The results showed that across nine years, 48 of the participants (about 54%) remained completely infection-free. On average, the study participants remained infection free for 54.7 months—four and a half years.
“While we need to be pragmatic, this vaccine is a potential breakthrough in preventing UTIs and could offer a safe and effective alternative to conventional treatments,” said Gernot Bonita, Professor of Urology at the Alta Bro Medical Centre for Urology in Switzerland, who is also the EAU Chairman of Guidelines on Urological Infections.
The news comes as a relief not only for people who suffer chronic UTIs, but also to doctors who have seen an uptick in antibiotic-resistant UTIs in the past several years. Because UTIs usually require antibiotics, patients run the risk of developing a resistance to the antibiotics, making infections more difficult to treat.
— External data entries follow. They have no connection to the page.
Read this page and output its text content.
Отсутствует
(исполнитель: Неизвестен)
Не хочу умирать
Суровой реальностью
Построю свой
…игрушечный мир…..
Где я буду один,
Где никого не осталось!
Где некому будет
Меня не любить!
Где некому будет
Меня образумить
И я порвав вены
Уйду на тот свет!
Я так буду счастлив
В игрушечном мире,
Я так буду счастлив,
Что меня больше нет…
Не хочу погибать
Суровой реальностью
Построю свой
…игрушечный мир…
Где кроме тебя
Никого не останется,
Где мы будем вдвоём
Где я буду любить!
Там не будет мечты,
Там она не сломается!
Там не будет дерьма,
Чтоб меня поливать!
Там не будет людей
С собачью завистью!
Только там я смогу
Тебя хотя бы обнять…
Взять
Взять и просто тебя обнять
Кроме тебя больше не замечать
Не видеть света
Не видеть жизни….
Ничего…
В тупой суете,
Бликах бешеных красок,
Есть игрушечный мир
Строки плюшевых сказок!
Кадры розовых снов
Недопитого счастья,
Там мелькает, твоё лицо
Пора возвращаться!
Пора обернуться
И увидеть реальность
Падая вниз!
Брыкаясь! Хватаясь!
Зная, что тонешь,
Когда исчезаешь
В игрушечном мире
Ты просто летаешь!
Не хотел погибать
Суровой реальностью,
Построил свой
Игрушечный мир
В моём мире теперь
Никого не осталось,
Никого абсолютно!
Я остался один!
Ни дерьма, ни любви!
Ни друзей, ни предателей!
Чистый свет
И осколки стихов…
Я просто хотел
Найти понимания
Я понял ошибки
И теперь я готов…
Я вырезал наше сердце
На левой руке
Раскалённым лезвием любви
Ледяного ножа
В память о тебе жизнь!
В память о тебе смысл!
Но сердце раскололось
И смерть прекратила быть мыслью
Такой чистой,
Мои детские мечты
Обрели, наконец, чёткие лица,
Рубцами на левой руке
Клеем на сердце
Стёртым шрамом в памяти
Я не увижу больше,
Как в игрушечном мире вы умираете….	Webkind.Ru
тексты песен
A preventative vaccine could mean less infections, less antibiotics, and less drug resistance overall.
“Many of our participants told us that having the vaccine restored their quality of life,” said Dr. Bob Yang, Consultant Urologist at the Royal Berkshire NHS Foundation Trust, who helped lead the research. “While we’re yet to look at the effect of this vaccine in different patient groups, this follow-up data suggests it could be a game-changer for UTI prevention if it’s offered widely, reducing the need for antibiotic treatments.”